According to CoreLogic, distressed sales comprised 11 percent of home sales nationally in April. This is down 3 percentage points from last April and 1.5 percentage points from March. It is also far below the January 2009 peak in which distressed sales accounted for a third of U.S. home sales.

Pre-crisis, distressed sales usually hovered around 2 percent, the report stated. CoreLogic expects the numbers to return to this mark by mid-2017, a claim bolstered by the ongoing shift away from REO sales. REO sales made up 7.4 percent of total distressed sales in April, while short sales made up 3.7 percent. This shift, CoreLogic wrote, is a driver of improving home prices.

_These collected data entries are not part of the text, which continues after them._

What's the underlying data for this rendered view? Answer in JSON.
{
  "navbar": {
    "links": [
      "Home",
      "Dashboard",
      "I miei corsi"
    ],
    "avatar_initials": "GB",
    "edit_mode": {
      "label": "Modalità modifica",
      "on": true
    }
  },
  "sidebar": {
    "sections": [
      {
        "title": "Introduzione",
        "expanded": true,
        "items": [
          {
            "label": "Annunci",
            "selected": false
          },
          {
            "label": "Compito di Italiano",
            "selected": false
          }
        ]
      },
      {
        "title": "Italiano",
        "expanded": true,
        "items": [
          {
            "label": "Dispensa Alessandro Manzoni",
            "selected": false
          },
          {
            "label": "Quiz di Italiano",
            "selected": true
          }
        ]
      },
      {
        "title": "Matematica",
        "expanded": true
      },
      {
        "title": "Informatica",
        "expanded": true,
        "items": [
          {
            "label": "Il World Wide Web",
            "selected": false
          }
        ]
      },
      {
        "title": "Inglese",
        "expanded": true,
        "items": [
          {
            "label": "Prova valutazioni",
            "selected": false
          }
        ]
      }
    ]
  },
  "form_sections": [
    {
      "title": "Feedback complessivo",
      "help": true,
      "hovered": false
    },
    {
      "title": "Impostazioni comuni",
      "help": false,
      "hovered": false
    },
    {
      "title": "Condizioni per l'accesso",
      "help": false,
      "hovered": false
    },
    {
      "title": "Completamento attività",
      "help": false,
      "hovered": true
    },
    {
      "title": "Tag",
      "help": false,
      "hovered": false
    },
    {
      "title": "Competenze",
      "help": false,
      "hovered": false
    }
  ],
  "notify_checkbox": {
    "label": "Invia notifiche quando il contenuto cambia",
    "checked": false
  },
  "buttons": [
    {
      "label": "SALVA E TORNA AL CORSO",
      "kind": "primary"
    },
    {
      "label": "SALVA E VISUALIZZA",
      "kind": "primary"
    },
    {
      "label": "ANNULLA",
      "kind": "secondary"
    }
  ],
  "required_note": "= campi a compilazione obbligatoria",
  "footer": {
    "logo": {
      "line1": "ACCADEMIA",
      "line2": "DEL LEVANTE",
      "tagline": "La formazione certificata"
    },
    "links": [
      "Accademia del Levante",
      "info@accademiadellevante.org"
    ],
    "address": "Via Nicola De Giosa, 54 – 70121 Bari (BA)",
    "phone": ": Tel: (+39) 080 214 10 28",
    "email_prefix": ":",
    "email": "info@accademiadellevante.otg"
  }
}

The national numbers, however, are quite a bit lower than those in the five states with the heftiest shares of distressed sales. In Michigan and Florida, 21.7 percent of April sales were distressed properties. Close behind were Maryland, Illinois, and Connecticut, which all had more than 19 percent distressed sales.

Orlando, Miami, and Tampa had the highest metro-area numbers for the month. All reported that almost a quarter of their April sales were distressed properties. Chicago and Baltimore came a close second and third, each reporting distressed sales around 20 percent. On the flip side, Atlanta reported an 8.3 percent drop in distressed sales compared to April of 2014 ‒‒ from 23.5 percent to 15.2 percent.

California, which saw distressed sales comprise two-thirds of its January, 2009, sales, finally fell below 10 percent in April. Distressed sales made up 9.7 percent of the state’s April sales. The Riverside-San Bernardino-Ontario metro, which in February, 2009, saw distressed sales comprise 76.3 percent of its sales, reported 12. 7 percent distressed sales in April.

Nevada’s distressed property sales dropped by almost 8 percent in April. Meanwhile, North Dakota and the District of Columbia reported pre-crisis figures, each at around 1 percent.